O ônus da prova da inocência jamais deve ser atribuído ao réu. Ao contrário, qualquer incerteza quanto à sua culpabilidade deve operar em seu favor, evidenciando uma manifestação prática do princípio do in dubio pro reo e reiterando o conceito de que é preferível absolver um culpado do que condenar um inocente.

O objetivo da revisão criminal é desfazer possíveis erros judiciários.
A revisão criminal, conforme delineada pela jurisprudência do STJ, não se presta à reanálise de provas previamente examinadas nas instâncias inferiores, distanciando-se, portanto, da natureza de uma segunda apelação. Seu propósito essencial é assegurar ao condenado a correção de possíveis erros judiciários, exigindo para tanto a comprovação dos requisitos estabelecidos pelo art. 621 do CPP. Ainda, esta Corte tem consolidado o entendimento de que a descoberta de novas provas de inocência, conforme estabelecido no art. 621, inciso III, do CPP, necessita de comprovação por meio de justificação criminal.

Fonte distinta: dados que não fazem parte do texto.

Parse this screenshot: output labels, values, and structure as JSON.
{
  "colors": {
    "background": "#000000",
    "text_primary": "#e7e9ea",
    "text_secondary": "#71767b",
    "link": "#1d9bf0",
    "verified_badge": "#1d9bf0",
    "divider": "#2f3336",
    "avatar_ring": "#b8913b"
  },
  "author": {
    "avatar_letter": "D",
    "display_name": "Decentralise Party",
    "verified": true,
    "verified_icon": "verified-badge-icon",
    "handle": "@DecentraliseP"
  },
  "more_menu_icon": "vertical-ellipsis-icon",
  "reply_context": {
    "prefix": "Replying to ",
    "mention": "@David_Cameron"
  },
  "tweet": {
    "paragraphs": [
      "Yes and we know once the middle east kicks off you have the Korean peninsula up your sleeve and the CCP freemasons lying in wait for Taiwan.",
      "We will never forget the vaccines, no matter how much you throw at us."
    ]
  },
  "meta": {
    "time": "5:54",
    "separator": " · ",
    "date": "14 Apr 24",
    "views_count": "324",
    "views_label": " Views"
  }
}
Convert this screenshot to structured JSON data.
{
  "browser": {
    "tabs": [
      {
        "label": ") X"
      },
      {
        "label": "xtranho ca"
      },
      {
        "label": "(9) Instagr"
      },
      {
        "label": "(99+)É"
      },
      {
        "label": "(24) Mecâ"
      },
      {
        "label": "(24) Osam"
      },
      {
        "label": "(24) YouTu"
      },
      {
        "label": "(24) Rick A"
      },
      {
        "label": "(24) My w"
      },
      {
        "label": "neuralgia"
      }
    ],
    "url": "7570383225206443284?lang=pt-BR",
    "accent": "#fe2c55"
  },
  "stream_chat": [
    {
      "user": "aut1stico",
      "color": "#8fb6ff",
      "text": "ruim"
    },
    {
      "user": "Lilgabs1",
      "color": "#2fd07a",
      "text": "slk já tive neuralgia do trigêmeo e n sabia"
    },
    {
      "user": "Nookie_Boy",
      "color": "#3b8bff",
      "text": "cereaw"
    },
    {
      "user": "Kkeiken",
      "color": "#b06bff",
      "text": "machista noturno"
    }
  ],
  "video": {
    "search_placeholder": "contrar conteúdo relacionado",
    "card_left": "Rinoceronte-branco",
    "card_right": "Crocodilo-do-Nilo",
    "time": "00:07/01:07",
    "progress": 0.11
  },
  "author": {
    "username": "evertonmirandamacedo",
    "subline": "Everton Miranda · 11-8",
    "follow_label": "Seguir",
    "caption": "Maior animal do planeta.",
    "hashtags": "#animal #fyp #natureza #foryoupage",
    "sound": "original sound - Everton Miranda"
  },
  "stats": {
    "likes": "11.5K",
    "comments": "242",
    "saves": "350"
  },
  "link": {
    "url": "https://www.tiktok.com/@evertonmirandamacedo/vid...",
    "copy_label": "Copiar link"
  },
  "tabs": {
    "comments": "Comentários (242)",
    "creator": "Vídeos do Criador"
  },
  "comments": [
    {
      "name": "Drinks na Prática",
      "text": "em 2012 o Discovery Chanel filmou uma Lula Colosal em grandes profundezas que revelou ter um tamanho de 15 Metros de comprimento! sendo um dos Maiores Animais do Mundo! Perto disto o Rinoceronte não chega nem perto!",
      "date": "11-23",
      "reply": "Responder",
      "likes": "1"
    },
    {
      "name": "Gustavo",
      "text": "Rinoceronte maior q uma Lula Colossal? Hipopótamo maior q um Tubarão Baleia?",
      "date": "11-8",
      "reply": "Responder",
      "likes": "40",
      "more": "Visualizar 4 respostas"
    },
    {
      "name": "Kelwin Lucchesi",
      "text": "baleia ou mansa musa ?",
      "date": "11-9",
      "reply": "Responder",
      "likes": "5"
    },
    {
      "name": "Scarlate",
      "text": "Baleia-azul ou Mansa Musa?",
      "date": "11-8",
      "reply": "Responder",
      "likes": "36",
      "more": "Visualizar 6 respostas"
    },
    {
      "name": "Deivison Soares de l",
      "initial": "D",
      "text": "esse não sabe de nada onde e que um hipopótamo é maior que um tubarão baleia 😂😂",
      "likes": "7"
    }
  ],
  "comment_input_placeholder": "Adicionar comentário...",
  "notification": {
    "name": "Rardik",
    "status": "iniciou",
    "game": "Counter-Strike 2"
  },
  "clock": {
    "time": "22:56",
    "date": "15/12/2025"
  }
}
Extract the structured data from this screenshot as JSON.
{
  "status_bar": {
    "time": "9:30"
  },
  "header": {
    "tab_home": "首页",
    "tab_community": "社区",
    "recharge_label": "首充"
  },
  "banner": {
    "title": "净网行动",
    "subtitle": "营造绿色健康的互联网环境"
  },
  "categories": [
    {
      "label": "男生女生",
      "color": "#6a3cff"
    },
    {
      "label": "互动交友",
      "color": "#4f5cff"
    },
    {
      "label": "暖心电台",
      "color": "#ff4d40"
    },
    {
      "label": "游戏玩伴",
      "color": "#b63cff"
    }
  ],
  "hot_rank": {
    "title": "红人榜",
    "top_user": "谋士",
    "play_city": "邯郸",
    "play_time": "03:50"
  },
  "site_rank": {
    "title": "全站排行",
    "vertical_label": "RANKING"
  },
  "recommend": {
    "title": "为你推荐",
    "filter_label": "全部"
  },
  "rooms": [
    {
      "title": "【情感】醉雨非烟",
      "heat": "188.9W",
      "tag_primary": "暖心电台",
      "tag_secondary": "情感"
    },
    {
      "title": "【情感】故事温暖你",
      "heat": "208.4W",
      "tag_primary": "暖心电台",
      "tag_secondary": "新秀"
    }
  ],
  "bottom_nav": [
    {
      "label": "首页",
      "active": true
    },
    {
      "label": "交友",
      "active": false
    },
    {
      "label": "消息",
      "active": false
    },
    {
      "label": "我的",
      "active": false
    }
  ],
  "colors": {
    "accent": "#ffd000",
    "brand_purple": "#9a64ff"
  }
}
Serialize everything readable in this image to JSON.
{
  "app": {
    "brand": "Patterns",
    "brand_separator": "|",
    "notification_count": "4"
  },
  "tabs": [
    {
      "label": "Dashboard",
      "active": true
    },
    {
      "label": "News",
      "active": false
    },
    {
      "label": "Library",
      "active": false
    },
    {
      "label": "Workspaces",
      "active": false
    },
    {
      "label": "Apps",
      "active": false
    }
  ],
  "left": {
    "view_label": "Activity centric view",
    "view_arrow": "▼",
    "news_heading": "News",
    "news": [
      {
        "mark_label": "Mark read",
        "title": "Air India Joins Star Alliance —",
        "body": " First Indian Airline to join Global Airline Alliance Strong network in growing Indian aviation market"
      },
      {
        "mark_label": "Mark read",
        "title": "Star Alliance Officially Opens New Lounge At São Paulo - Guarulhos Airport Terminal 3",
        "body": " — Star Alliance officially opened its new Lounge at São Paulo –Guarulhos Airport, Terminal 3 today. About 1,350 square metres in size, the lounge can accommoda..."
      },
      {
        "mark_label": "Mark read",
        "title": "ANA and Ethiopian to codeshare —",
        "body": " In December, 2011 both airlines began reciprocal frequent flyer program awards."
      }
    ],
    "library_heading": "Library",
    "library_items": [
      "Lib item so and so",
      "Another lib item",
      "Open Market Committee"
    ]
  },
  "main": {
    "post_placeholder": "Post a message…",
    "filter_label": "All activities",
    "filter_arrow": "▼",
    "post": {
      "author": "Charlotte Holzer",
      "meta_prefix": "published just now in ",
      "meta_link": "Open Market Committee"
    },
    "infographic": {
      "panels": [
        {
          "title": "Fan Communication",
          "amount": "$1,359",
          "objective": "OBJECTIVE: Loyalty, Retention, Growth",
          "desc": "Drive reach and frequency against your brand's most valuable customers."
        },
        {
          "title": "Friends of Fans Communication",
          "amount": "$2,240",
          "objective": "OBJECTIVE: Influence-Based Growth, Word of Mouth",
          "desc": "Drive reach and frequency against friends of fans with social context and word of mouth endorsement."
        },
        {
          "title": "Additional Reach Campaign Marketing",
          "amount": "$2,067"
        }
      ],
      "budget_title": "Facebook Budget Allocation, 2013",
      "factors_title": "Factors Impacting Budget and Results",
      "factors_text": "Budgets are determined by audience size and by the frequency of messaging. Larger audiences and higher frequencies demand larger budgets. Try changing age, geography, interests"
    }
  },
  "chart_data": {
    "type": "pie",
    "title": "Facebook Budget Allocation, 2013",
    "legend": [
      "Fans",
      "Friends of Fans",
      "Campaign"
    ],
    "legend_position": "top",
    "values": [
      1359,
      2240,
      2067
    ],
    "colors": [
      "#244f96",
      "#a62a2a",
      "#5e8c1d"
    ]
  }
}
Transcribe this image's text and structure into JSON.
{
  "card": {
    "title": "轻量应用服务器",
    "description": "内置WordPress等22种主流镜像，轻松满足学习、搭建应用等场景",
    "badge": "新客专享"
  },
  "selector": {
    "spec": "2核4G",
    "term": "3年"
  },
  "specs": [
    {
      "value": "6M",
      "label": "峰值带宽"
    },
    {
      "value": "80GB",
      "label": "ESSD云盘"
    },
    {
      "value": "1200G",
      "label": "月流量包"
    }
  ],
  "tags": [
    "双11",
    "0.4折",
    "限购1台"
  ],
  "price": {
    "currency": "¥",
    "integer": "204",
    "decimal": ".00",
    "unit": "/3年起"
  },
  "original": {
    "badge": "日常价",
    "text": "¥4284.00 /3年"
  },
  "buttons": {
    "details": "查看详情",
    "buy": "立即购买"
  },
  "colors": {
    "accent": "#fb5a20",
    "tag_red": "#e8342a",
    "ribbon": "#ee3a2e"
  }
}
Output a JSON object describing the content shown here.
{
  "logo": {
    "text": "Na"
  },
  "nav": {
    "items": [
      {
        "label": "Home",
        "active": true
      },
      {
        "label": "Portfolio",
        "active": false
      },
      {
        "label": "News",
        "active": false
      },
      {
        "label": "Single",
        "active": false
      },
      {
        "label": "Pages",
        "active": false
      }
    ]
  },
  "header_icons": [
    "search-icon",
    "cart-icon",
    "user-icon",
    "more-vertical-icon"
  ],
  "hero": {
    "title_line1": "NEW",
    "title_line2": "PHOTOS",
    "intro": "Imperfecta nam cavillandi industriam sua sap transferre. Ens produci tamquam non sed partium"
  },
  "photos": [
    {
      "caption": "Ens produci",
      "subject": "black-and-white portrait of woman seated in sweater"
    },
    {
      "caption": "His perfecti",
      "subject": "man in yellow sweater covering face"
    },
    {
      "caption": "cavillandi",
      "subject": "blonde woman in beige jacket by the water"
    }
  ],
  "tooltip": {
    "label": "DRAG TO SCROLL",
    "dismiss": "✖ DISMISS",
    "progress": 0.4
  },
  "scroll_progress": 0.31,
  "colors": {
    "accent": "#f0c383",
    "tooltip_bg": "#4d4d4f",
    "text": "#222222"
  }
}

Art. 621. A revisão dos processos findos será admitida:
III. quando, após a sentença, se descobrirem novas provas de inocência do condenado ou de circunstância que determine ou autorize diminuição especial da pena.

Portanto, a retratação dos ofendidos ou a aparição de novos elementos probatórios que contestem as fundações da condenação original são cruciais para o reexame da causa, podendo resultar na absolvição do acusado caso as novas provas sejam suficientemente robustas para instaurar uma dúvida razoável quanto à sua culpabilidade.

A retratação da vítima não implica automaticamente a absolvição do acusado.
Também, a jurisprudência desta Corte Superior reconhece que, nos delitos sexuais, a retratação da vítima, realizada em uma ação de justificação, não implica automaticamente a absolvição do acusado. Relevante é o contexto em que o novo depoimento da vítima se mostra incongruente com o conjunto das demais provas apresentadas nos autos.

Peculiaridades do caso concreto que tornam possível a revisão da decisão condenatória.
No contexto apresentado, a informante, durante a audiência de justificação criminal, manifestou incerteza em afirmar a responsabilidade do imputado pelos delitos de roubo e estupro de vulnerável. Ela indicou a não visualização do rosto do ofensor no momento dos fatos. Adicionalmente, destacou que, dentre os indivíduos apresentados para reconhecimento em um veículo policial, o recorrente era o único com pele escura.

Essa declaração recente da testemunha coloca em xeque a fundamentação da sentença, a qual foi confirmada pelo Tribunal de origem, que se baseou unicamente em seu testemunho anterior, sugerindo a revisão da condenação com base no art. 621, III, do CPP, por introduzir dúvidas significativas sobre a consistência das provas que sustentaram a decisão judicial.

Tese fixada.
Do exposto, fixa a seguinte tese: Em delitos sexuais, a retratação da vítima autoriza a revisão criminal para absolvição do réu, quando o conjunto probatório se limita à sua declaração e a testemunhos, sem outras provas materiais.
STJ. Processo em segredo de justiça, Rel. Ministro Ribeiro Dantas, Quinta Turma, por unanimidade, julgado em 2/4/2024 (info 806).